Третий подход может быть основан на исследованиях, проведенных в военное время среди военнопленных, которые показали, что только что описанные взгляды особенно привлекательны для определенного типа характера.

Ошибочность мнения о таком типе характера как о «типично немецком» будет очевидна для тех, кто знает Германию, так же как и для всех, кто задумывался о подводных камнях, связанных с обобщениями для той или иной нации. Тем не менее нельзя отрицать, что на определенных этапах германской истории люди с описанными ниже качествами играли нежелательно заметную роль в германском обществе. И конечно же, как только определенное количество таких людей достигало социально-политической известности, у других появлялся стимул им подражать. Важно, даже с риском разворошить прежние споры, подробно описать эти характеристики, потому что многое зависит в будущем от того, насколько нынешним правителям Германии удастся побудить свой народ оставить эти недостатки в прошлом.

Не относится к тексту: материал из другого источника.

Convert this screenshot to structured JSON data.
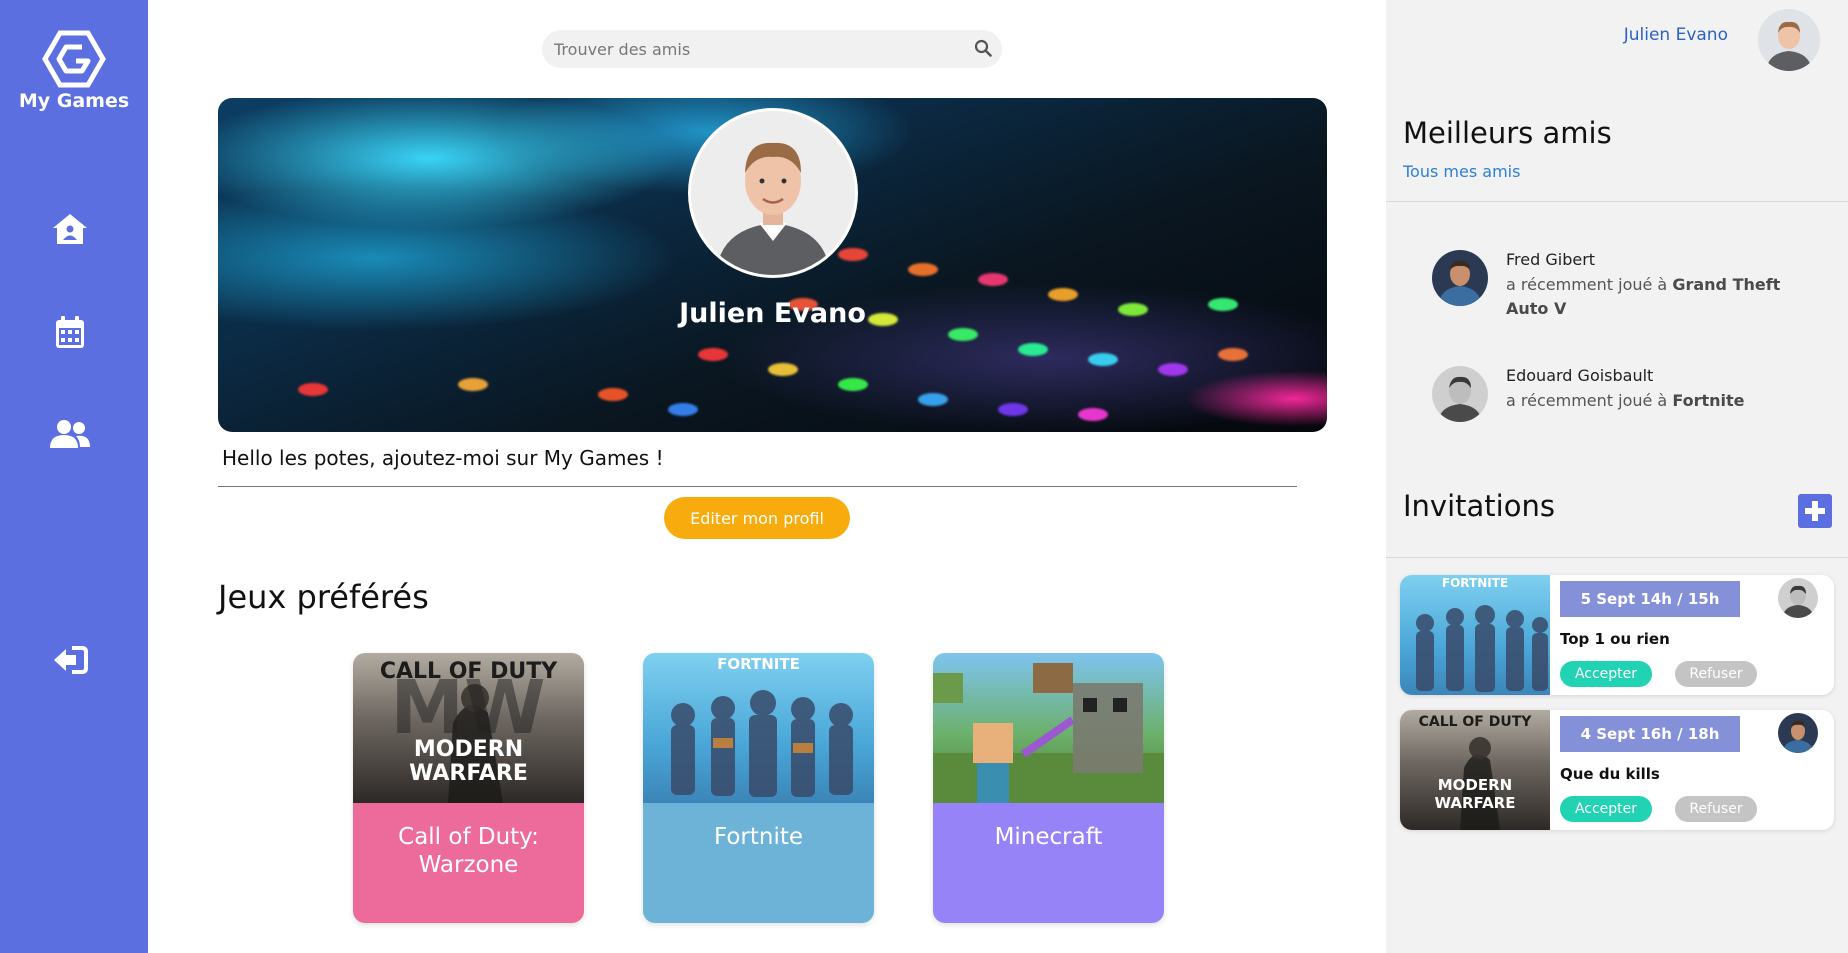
{
  "app": {
    "name": "My Games",
    "accent_color": "#5b6fe0"
  },
  "sidebar": {
    "items": [
      {
        "icon": "home-icon"
      },
      {
        "icon": "calendar-icon"
      },
      {
        "icon": "friends-icon"
      },
      {
        "icon": "logout-icon"
      }
    ]
  },
  "search": {
    "placeholder": "Trouver des amis",
    "value": ""
  },
  "profile": {
    "name": "Julien Evano",
    "bio": "Hello les potes, ajoutez-moi sur My Games !",
    "edit_label": "Editer mon profil"
  },
  "favorites": {
    "title": "Jeux préférés",
    "games": [
      {
        "name": "Call of Duty: Warzone",
        "color": "#ed6b9b",
        "poster_line1": "CALL OF DUTY",
        "poster_line2": "MODERN",
        "poster_line3": "WARFARE"
      },
      {
        "name": "Fortnite",
        "color": "#6db3d8",
        "poster_line1": "FORTNITE"
      },
      {
        "name": "Minecraft",
        "color": "#9683f7"
      }
    ]
  },
  "header_user": {
    "name": "Julien Evano"
  },
  "best_friends": {
    "title": "Meilleurs amis",
    "link": "Tous mes amis",
    "friends": [
      {
        "name": "Fred Gibert",
        "activity_prefix": "a récemment joué à",
        "game": "Grand Theft Auto V"
      },
      {
        "name": "Edouard Goisbault",
        "activity_prefix": "a récemment joué à",
        "game": "Fortnite"
      }
    ]
  },
  "invitations": {
    "title": "Invitations",
    "items": [
      {
        "date": "5 Sept 14h / 15h",
        "title": "Top 1 ou rien",
        "accept": "Accepter",
        "refuse": "Refuser",
        "poster_line1": "FORTNITE"
      },
      {
        "date": "4 Sept 16h / 18h",
        "title": "Que du kills",
        "accept": "Accepter",
        "refuse": "Refuser",
        "poster_line1": "CALL OF DUTY",
        "poster_line2": "MODERN",
        "poster_line3": "WARFARE"
      }
    ]
  }
}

К основным таким чертам относятся следующие:

1. Часто обсуждались высокомерие и агрессивность немцев, когда те находились в сильной позиции; это шло рука об руку с такой же покорностью при поражении. Человек, который лихо командовал своими подчиненными, лебезил перед собственными начальниками. Переход мог быть быстрым. Итальянцы заметили, как немецкие солдаты, превосходно сражаясь, демонстрировали не постепенное ослабление, а внезапное падение боевого духа… Казалось, под боевой «броней» скрывалась некая пассивность, которая внезапно выдала себя.

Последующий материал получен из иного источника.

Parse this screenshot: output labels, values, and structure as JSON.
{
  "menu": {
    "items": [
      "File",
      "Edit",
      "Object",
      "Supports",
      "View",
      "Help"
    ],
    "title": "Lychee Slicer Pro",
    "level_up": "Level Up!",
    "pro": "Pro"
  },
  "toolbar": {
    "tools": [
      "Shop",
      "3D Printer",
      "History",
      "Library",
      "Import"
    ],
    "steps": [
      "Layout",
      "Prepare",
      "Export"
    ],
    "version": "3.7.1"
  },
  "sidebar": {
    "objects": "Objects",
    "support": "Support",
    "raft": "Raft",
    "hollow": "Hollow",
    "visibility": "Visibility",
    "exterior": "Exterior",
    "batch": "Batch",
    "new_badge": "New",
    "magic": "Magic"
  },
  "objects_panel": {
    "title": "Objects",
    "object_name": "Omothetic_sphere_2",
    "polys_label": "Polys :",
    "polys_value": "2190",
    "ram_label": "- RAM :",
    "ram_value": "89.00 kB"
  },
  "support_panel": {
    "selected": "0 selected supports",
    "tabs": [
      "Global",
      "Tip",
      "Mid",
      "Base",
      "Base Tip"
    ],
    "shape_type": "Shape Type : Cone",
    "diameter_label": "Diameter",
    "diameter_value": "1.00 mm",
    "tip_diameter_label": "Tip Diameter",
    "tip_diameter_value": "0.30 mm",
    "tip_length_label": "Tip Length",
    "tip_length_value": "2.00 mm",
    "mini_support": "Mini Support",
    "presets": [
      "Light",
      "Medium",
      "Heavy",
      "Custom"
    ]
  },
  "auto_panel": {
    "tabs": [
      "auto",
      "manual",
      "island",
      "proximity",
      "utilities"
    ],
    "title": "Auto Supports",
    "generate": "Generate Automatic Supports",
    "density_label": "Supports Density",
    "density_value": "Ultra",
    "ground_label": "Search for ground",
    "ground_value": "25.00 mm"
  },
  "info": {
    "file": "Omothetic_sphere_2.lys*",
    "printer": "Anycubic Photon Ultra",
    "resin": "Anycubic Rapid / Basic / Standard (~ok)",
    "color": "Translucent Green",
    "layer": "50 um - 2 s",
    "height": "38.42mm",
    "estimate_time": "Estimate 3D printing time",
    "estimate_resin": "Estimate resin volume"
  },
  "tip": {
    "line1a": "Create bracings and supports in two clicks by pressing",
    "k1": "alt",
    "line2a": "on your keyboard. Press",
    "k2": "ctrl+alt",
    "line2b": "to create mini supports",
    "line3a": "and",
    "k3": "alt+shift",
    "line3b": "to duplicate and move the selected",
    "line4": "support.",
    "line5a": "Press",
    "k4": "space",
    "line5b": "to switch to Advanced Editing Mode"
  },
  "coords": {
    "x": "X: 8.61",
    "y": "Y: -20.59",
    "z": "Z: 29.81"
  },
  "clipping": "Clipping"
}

2. Общество, которым восхищались многие немецкие писатели, было в основном мужским, превознося мужественность и твердость до такой степени, что предполагало – как компенсацию – подсознательную склонность к противоположному. Проявления нежности и интересов, связанных с женскими ценностями, порицались. Немецкая литература содержит множество идеализаций женщин в их роли возлюбленных и матерей, но в семейном кругу они слишком часто рассматривались как низшие существа, предназначенные только для детей, кухни и церкви. Мужчины с таким мировоззрением не только презирали слабость, но и путали с ней милосердие и терпимость. В отличие от них, немцы слишком легко впадают в излишнюю сентиментальность. В свете современных психологических знаний невозможно не разглядеть связь между этой двойственностью и феноменом гомосексуализма.

3. В прошлом немцы часто показывали себя нечувствительными к насилию и слепыми к тому эффекту, который его применение может оказать на других людей. Подобный садизм явно связан с уже обсуждавшимся исключением нежности. Применение чрезмерной силы против человека, неспособного оказать эффективное сопротивление, может быть способом мести за нежность, которую пытаются подавить. Признание другого человека человеком затрудняет проявление жестокости по отношению к нему.

4. Немецкая страсть к знакам отличия и титулам часто становится предметом насмешек. Но такая черта показывает озабоченность статусом, которая в дальнейшем отразилась в акценте на точности и организованности. Такая озабоченность предполагает скрытую нехватку уверенности в себе, недовольство остальным миром за неспособность принять тех, кто демонстрирует это. Немцы часто показывают себя неловкими в неожиданном (и, следовательно, неорганизованном) окружении.

5. Притязания государства (персонифицированного в форме кайзера или фюрера или нет), армии, партии часто превозносились над личностью в Германии. Такое преувеличение опять же говорит о недостатке внутренней уверенности в себе со стороны индивида, который вынужден искать компенсацию своей неполноценности в поглощении себя большим целым. Это явление, знакомое во многих странах, в Германии, похоже, стало симптомом более широкого заболевания.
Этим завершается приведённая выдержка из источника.